The APOAIV, APOCIII and APOAI genes occur within a 20-kilobase stretch of DNA on human chromosome 11 (ref. 15). Through comparative analysis of human and mouse genomic sequences, Pennacchio et al.14 identified a region of conserved sequence, some 25 kilobases from APOAIV, that proved to contain the APOAV gene. Because the AIV/CIII/AI gene locus was known to influence plasma lipid levels in humans, Pennacchio et al. studied lipid levels in knockout and transgenic mice and found that the APOAV protein has a strong inverse correlation with plasma triglyceride levels — a risk factor for coronary artery disease. Subsequent studies16 showed that genetic variation in the APOAV locus influences plasma triglyceride levels in humans.
This example is but one harbinger of the impact that the mouse genome will have on human biology, and more systematic efforts will undoubtedly be made to cross-reference known and novel genes in humans and rodents with their biological effects. For instance, the Alliance for Cellular Signaling17 aims to identify all of the proteins that are involved in signalling pathways in B lymphocytes (antibody-producing cells) and cardiac myocytes (heart muscle cells) in the mouse. By cataloguing all of the orthologous proteins encoded by the human genome, one will eventually be able to move almost effortlessly back and forth between clinical observations in humans and experiments with mouse models of disease.
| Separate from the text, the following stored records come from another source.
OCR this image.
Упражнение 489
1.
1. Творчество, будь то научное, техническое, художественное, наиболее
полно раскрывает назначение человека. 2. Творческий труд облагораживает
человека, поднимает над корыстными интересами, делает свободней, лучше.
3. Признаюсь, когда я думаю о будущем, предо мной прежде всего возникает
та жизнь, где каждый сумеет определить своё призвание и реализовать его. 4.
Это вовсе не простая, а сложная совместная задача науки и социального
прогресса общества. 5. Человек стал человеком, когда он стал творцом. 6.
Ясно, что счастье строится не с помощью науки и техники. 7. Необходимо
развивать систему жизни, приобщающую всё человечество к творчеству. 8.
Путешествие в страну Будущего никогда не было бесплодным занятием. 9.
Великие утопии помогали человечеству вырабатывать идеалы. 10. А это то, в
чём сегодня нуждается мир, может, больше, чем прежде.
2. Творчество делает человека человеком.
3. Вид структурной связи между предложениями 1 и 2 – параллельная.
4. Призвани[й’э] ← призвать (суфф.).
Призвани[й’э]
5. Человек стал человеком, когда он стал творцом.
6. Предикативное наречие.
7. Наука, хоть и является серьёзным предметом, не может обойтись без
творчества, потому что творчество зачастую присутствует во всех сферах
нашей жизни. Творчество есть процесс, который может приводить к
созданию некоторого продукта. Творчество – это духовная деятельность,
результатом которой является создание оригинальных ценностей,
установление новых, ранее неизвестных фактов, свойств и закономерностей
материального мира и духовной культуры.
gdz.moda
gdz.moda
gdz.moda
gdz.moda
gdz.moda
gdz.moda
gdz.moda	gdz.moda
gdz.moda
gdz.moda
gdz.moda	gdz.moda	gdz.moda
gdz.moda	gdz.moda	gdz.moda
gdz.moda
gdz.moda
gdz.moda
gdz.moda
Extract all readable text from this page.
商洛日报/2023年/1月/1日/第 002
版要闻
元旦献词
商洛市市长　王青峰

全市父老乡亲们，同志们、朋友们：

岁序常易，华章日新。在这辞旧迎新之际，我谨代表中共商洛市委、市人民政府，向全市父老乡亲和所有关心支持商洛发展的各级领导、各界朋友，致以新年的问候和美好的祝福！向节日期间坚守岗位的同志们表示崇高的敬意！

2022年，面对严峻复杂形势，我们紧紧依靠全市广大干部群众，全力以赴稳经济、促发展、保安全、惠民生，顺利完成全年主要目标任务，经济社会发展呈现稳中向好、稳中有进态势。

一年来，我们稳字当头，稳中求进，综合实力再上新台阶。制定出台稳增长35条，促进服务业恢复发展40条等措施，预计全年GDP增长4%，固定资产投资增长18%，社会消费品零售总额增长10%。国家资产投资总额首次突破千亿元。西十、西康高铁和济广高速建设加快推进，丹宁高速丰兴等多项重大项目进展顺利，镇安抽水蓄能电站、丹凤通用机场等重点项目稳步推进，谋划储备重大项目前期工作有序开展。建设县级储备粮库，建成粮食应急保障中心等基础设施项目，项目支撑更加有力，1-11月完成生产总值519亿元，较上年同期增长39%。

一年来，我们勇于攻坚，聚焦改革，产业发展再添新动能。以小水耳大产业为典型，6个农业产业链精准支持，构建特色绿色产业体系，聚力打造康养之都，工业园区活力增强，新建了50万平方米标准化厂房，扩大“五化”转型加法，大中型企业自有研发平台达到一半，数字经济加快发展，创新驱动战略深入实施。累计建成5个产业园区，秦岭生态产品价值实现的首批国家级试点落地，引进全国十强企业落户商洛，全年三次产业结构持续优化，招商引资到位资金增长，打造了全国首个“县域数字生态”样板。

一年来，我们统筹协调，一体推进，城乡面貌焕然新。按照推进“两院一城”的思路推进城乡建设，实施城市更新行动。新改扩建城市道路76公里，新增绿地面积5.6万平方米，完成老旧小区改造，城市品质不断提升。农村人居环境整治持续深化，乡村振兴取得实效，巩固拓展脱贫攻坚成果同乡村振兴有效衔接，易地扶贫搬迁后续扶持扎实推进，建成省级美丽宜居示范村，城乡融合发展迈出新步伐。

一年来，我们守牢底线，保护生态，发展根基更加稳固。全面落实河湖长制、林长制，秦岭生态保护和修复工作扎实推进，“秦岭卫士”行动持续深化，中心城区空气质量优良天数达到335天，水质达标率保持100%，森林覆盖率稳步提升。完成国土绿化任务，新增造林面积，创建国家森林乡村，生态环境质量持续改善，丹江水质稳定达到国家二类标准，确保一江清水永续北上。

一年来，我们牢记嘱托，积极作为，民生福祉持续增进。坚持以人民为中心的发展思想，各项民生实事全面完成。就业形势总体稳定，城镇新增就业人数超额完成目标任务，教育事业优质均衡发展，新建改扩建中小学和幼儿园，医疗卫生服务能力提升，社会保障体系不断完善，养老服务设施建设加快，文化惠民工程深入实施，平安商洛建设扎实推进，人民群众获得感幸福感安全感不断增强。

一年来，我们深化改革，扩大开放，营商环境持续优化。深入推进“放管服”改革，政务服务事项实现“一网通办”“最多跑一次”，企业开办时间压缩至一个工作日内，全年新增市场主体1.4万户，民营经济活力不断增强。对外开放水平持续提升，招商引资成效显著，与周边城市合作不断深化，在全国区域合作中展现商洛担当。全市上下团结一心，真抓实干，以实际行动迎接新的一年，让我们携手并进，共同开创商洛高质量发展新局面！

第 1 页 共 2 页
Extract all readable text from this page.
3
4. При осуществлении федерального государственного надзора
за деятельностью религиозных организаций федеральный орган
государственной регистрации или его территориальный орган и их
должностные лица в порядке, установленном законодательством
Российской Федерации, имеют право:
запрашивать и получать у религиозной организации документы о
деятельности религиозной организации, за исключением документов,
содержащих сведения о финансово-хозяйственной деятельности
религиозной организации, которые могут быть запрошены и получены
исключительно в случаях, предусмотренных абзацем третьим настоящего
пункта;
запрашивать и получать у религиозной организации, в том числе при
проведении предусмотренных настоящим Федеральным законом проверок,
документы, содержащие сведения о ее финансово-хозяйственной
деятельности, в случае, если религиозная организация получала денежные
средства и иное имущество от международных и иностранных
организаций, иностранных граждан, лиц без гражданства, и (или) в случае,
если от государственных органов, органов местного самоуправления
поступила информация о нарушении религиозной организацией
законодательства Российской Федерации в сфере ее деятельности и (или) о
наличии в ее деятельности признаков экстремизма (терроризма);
For physiological and pharmacological studies, the rat (not the mouse) has been the long-standing model organism, primarily because of its larger size. A working draft of the rat genome has just become available18. A proposed 'triangulation' strategy19 should powerfully leverage the advantages of all three organisms (mice, rats and humans) for studies of human disease.
Finally, what might the mouse genome teach us about mammalian biology and evolution? About two years ago, an article reporting results of the sequencing and analysis of the Drosophila melanogaster (fruitfly) genome was boldly entitled "Comparative genomics of the eukaryotes"20 — eukaryotes, loosely, being organisms whose cells have nuclei, in contrast to the Bacteria and Archaea. This was despite the fact that genome-scale data for only four eukaryotes (Drosophila, C. elegans, the yeast Saccharomyces cerevisiae and human) out of several million eukaryotic species on the planet were then available. We must take care not to over-generalize from small sample sizes. Likewise, analyses of the genomes of humans and mice have led to the notion of a 'mammalian gene count' (currently standing at about 28,000) derived from only two out of an estimated 4,600–4,800 extant mammalian species on Earth. But energetic programmes21 to obtain more generally representative data are under way (Box 1). These are likely to deliver an ultimately more satisfying picture of what the late Stephen Jay Gould called the "full house" of biological variation, from cabbages to kings22.